Caramenta, Caramenta, Caramenta. I repeated it so I wouldn’t forget.
“Good. Thought we’d lost you on your first day out.”
“No. I’m just…confused.”
An irritated sigh, followed by, “I’m bringing you back. You’re not ready. I’ll walk you through the return procedure, but just this once. When you get back you’ll need to do more than pretend to study the manuals.”
Maybe it shouldn’t have been easy, peeling the clothes off of my own corpse and leaving just enough of my things to identify her as me, but anything is possible once you convince yourself it’s necessary. I’m not sorry, and I’ve never been ashamed.
After I changed into her clothes, Dell pulled me over and I was born into a brand-new world. That was six years ago. Six years since I’ve heard anyone say my real name. Some days, I can’t even remember it.
* * * r />
ON SATURDAY I work in the garden with Esther, because it offends me less than accompanying my mother and stepfather while they preach. The ground in Ashtown grows like it’s half salt—leftover corruption from the same factories that used to pump soot into the air, giving the town its name—so the “garden” is an abandoned airplane hangar on the edge of my parents’ land. There are rows of pots filled with imported soil, and the insulation is better than most houses in this area. The congregation helps with the tending and my stepfather divides the harvest evenly among his parishioners.

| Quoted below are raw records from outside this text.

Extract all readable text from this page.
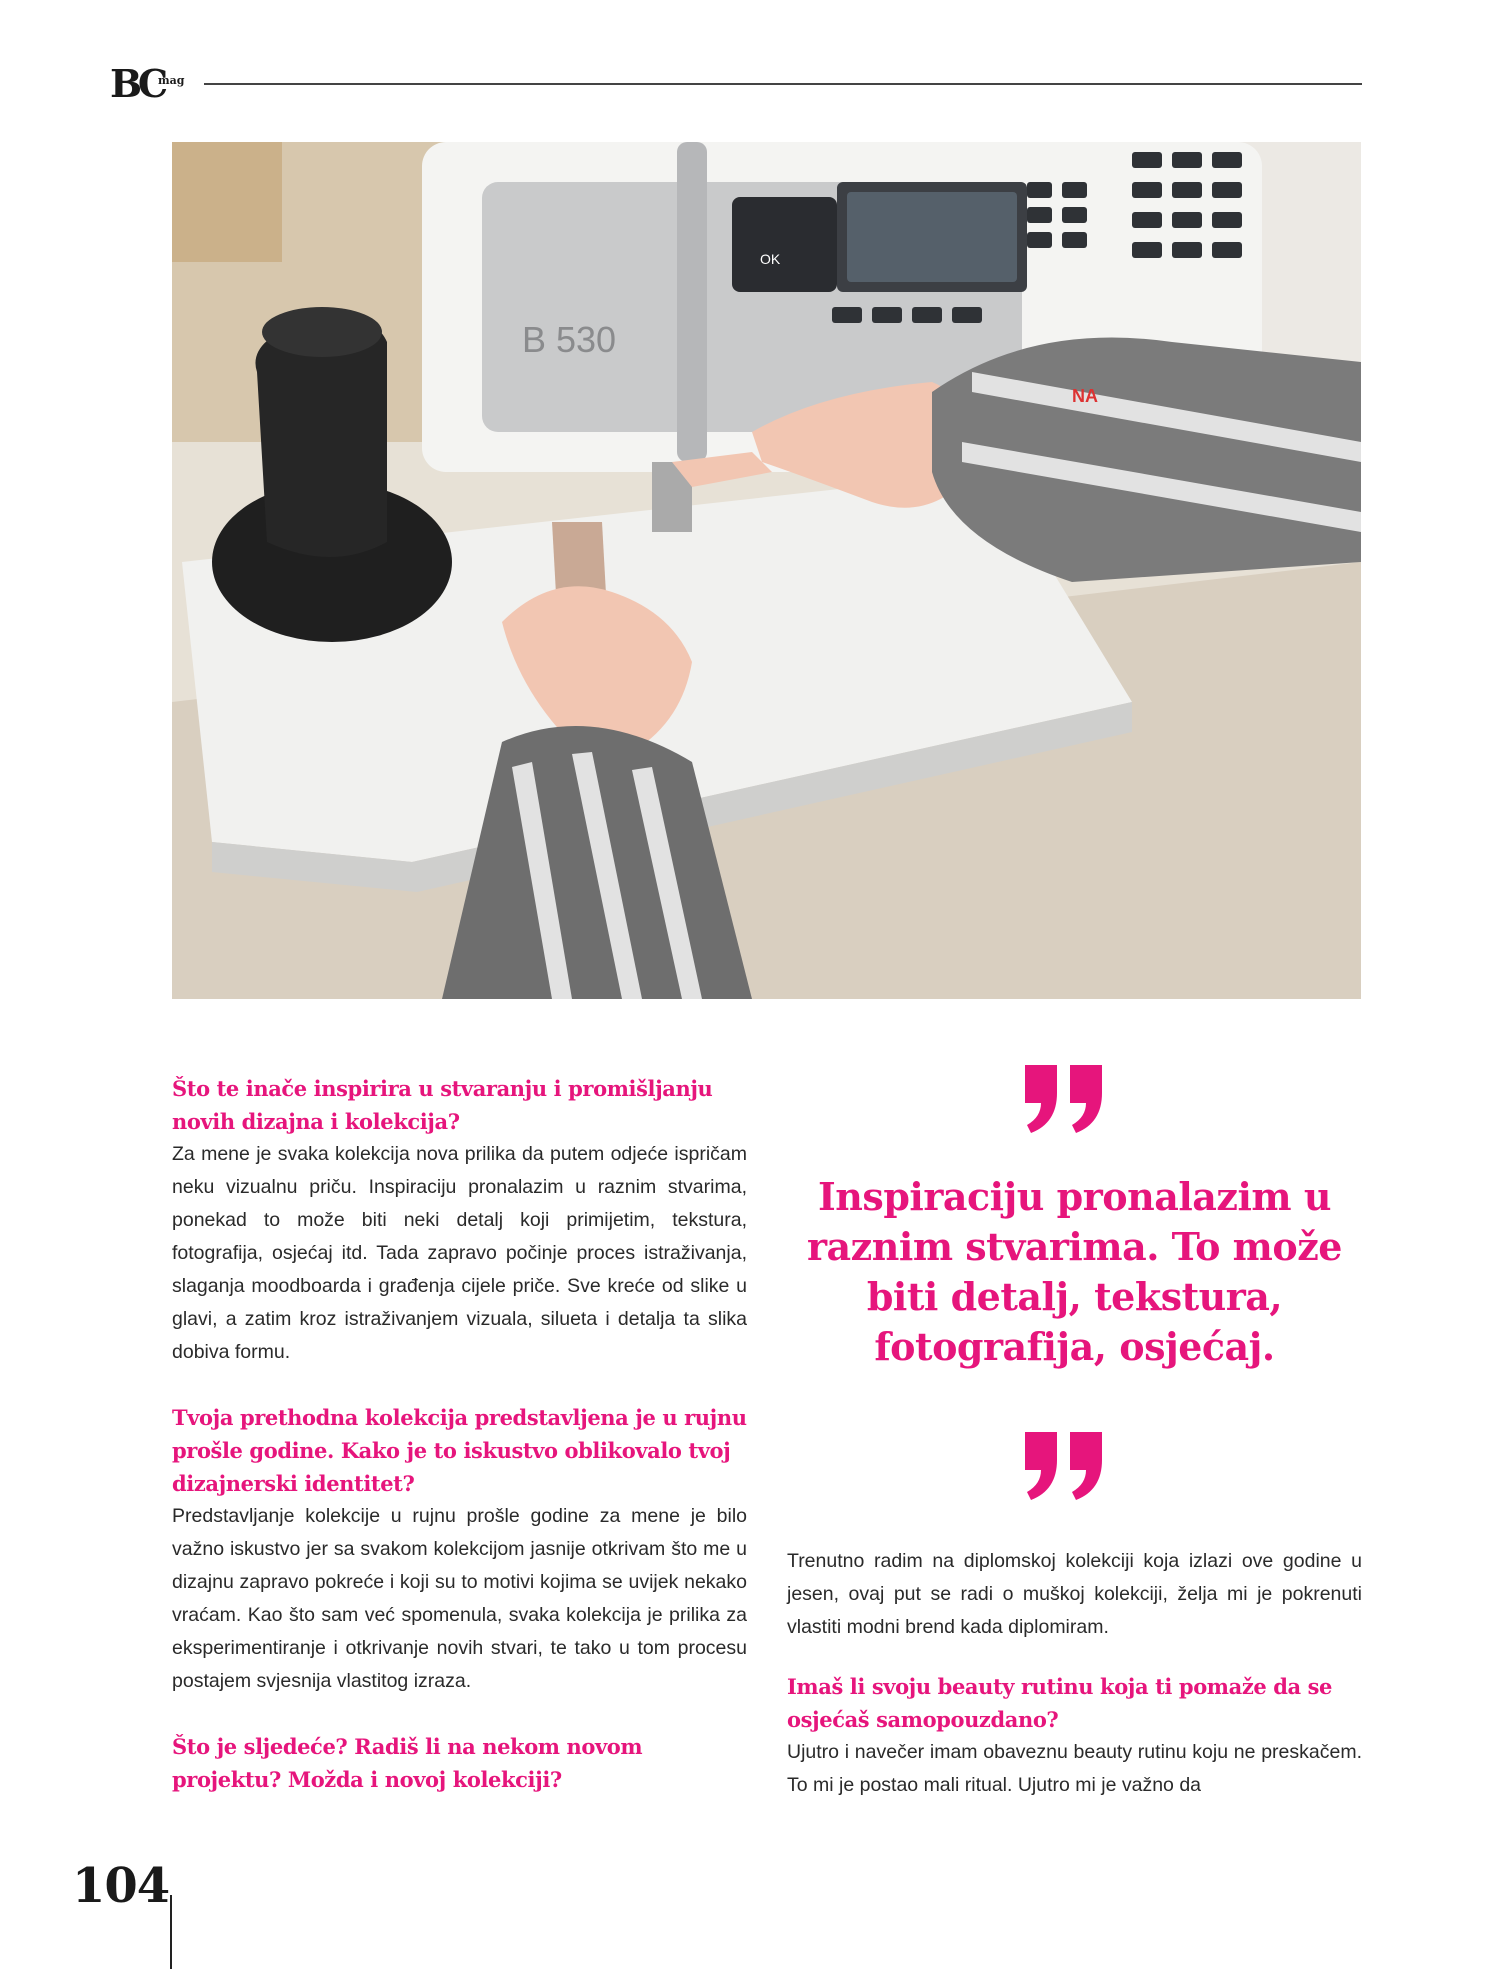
BC
mag
OK
B 530
NA

Što te inače inspirira u stvaranju i promišljanju novih dizajna i kolekcija?

Za mene je svaka kolekcija nova prilika da putem odjeće ispričam neku vizualnu priču. Inspiraciju pronalazim u raznim stvarima, ponekad to može biti neki detalj koji primijetim, tekstura, fotografija, osjećaj itd. Tada zapravo počinje proces istraživanja, slaganja moodboarda i građenja cijele priče. Sve kreće od slike u glavi, a zatim kroz istraživanjem vizuala, silueta i detalja ta slika dobiva formu.

Tvoja prethodna kolekcija predstavljena je u rujnu prošle godine. Kako je to iskustvo oblikovalo tvoj dizajnerski identitet?

Predstavljanje kolekcije u rujnu prošle godine za mene je bilo važno iskustvo jer sa svakom kolekcijom jasnije otkrivam što me u dizajnu zapravo pokreće i koji su to motivi kojima se uvijek nekako vraćam. Kao što sam već spomenula, svaka kolekcija je prilika za eksperimentiranje i otkrivanje novih stvari, te tako u tom procesu postajem svjesnija vlastitog izraza.

Što je sljedeće? Radiš li na nekom novom projektu? Možda i novoj kolekciji?

Inspiraciju pronalazim u raznim stvarima. To može biti detalj, tekstura, fotografija, osjećaj.

Trenutno radim na diplomskoj kolekciji koja izlazi ove godine u jesen, ovaj put se radi o muškoj kolekciji, želja mi je pokrenuti vlastiti modni brend kada diplomiram.

Imaš li svoju beauty rutinu koja ti pomaže da se osjećaš samopouzdano?

Ujutro i navečer imam obaveznu beauty rutinu koju ne preskačem. To mi je postao mali ritual. Ujutro mi je važno da

104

Ruralites aren’t allowed to gossip, but they are allowed to stare, and those working with us can’t help but look at the once-holy daughter of their leader, who went into the city and turned sinner overnight. I stay close to Esther, hiding in the shadow of her belonging. The work clothes I’m wearing stay in the back of my closet until visits like this, so even though it’s been years since I bought them they still have that too-new look. Like I am an imposter. And I am. Back in the Wiles, I pass for someone who has known stability and money her whole life. Here, I pass for someone who remembers how to pray and scrape, who would never let the same kind of peppers they’ve spent weeks nurturing mold forgotten in the back of her fridge. I am always pretending, always wearing costumes but never just clothes.
Esther and I water and check the plants for salt-rot, a parasite carried in on the bodies of flies. It’s the only thing that lives in the sludge far to the south that used to be a lake. The environment got too toxic for anything else, but salt-rot survived, jumping from reeds to ground plants to trees, leaving petrified white behind as it leached the nutrients out of its hosts.

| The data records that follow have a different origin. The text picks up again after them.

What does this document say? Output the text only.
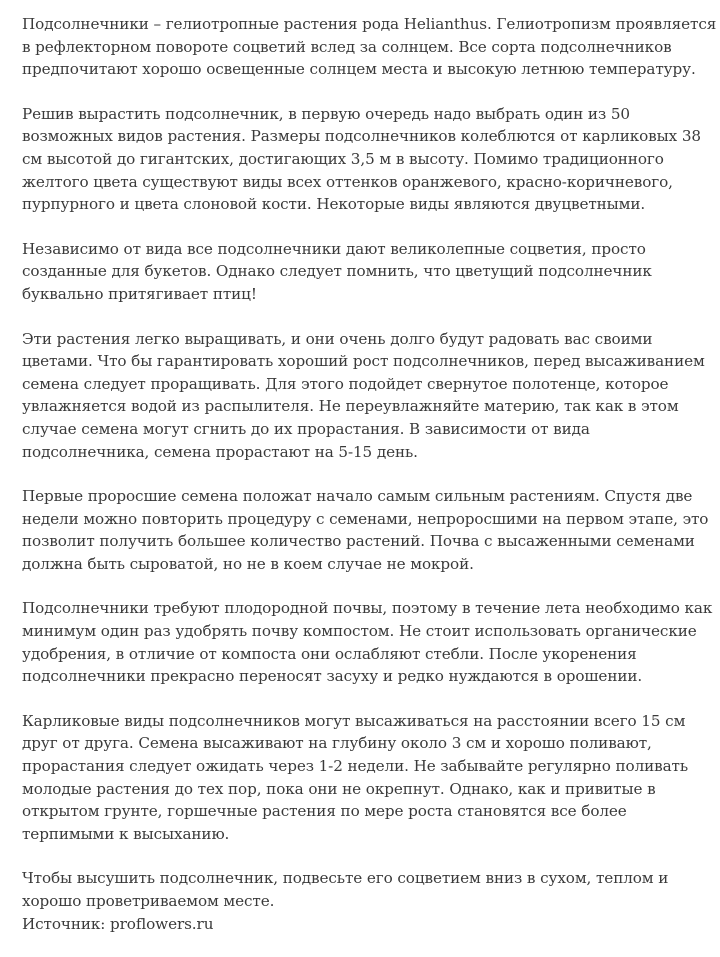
Подсолнечники – гелиотропные растения рода Helianthus. Гелиотропизм проявляется в рефлекторном повороте соцветий вслед за солнцем. Все сорта подсолнечников предпочитают хорошо освещенные солнцем места и высокую летнюю температуру.

Решив вырастить подсолнечник, в первую очередь надо выбрать один из 50 возможных видов растения. Размеры подсолнечников колеблются от карликовых 38 см высотой до гигантских, достигающих 3,5 м в высоту. Помимо традиционного желтого цвета существуют виды всех оттенков оранжевого, красно-коричневого, пурпурного и цвета слоновой кости. Некоторые виды являются двуцветными.

Независимо от вида все подсолнечники дают великолепные соцветия, просто созданные для букетов. Однако следует помнить, что цветущий подсолнечник буквально притягивает птиц!

Эти растения легко выращивать, и они очень долго будут радовать вас своими цветами. Что бы гарантировать хороший рост подсолнечников, перед высаживанием семена следует проращивать. Для этого подойдет свернутое полотенце, которое увлажняется водой из распылителя. Не переувлажняйте материю, так как в этом случае семена могут сгнить до их прорастания. В зависимости от вида подсолнечника, семена прорастают на 5-15 день.

Первые проросшие семена положат начало самым сильным растениям. Спустя две недели можно повторить процедуру с семенами, непроросшими на первом этапе, это позволит получить большее количество растений. Почва с высаженными семенами должна быть сыроватой, но не в коем случае не мокрой.

Подсолнечники требуют плодородной почвы, поэтому в течение лета необходимо как минимум один раз удобрять почву компостом. Не стоит использовать органические удобрения, в отличие от компоста они ослабляют стебли. После укоренения подсолнечники прекрасно переносят засуху и редко нуждаются в орошении.

Карликовые виды подсолнечников могут высаживаться на расстоянии всего 15 см друг от друга. Семена высаживают на глубину около 3 см и хорошо поливают, прорастания следует ожидать через 1-2 недели. Не забывайте регулярно поливать молодые растения до тех пор, пока они не окрепнут. Однако, как и привитые в открытом грунте, горшечные растения по мере роста становятся все более терпимыми к высыханию.

Чтобы высушить подсолнечник, подвесьте его соцветием вниз в сухом, теплом и хорошо проветриваемом месте.

Источник: proflowers.ru
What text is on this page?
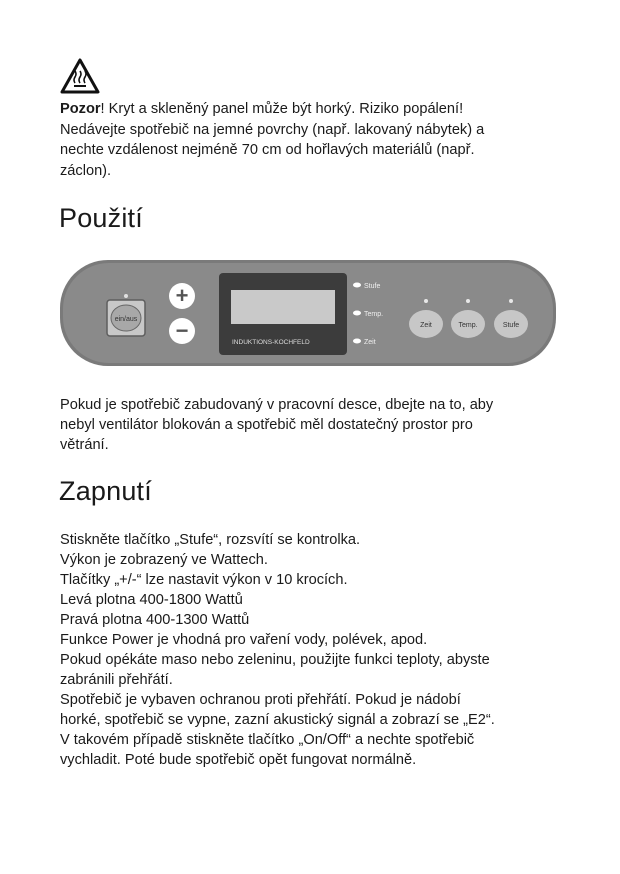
Pozor! Kryt a skleněný panel může být horký. Riziko popálení!
Nedávejte spotřebič na jemné povrchy (např. lakovaný nábytek) a
nechte vzdálenost nejméně 70 cm od hořlavých materiálů (např.
záclon).
Použití
ein/aus
+
−	INDUKTIONS-KOCHFELD
Stufe
Temp.
Zeit
Zeit	Temp.	Stufe
Pokud je spotřebič zabudovaný v pracovní desce, dbejte na to, aby
nebyl ventilátor blokován a spotřebič měl dostatečný prostor pro
větrání.
Zapnutí
Stiskněte tlačítko „Stufe“, rozsvítí se kontrolka.
Výkon je zobrazený ve Wattech.
Tlačítky „+/-“ lze nastavit výkon v 10 krocích.
Levá plotna 400-1800 Wattů
Pravá plotna 400-1300 Wattů
Funkce Power je vhodná pro vaření vody, polévek, apod.
Pokud opékáte maso nebo zeleninu, použijte funkci teploty, abyste
zabránili přehřátí.
Spotřebič je vybaven ochranou proti přehřátí. Pokud je nádobí
horké, spotřebič se vypne, zazní akustický signál a zobrazí se „E2“.
V takovém případě stiskněte tlačítko „On/Off“ a nechte spotřebič
vychladit. Poté bude spotřebič opět fungovat normálně.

On Earth 312 the factories we chased out here are still pumping, and there are no human inhabitants beyond workers who don’t leave the airtight facility. In that world, salt-rot continued to evolve after the trees and the flies were dead. In that world it can infect the skin of a human and spread slowly but inevitably until a few years pass and all that’s left is a glistening white corpse. They used to call it salt-rot too, but now they call it Lot’s Wife and treat it like it’s a curse instead of just a virus. I have the tiniest leaf of it in one of my sealed bags in the collection on my wall, and even though Eldridge’s specimen bags are guaranteed to contain it, having Lot’s Wife in my home is the closest I get to feeling true danger anymore.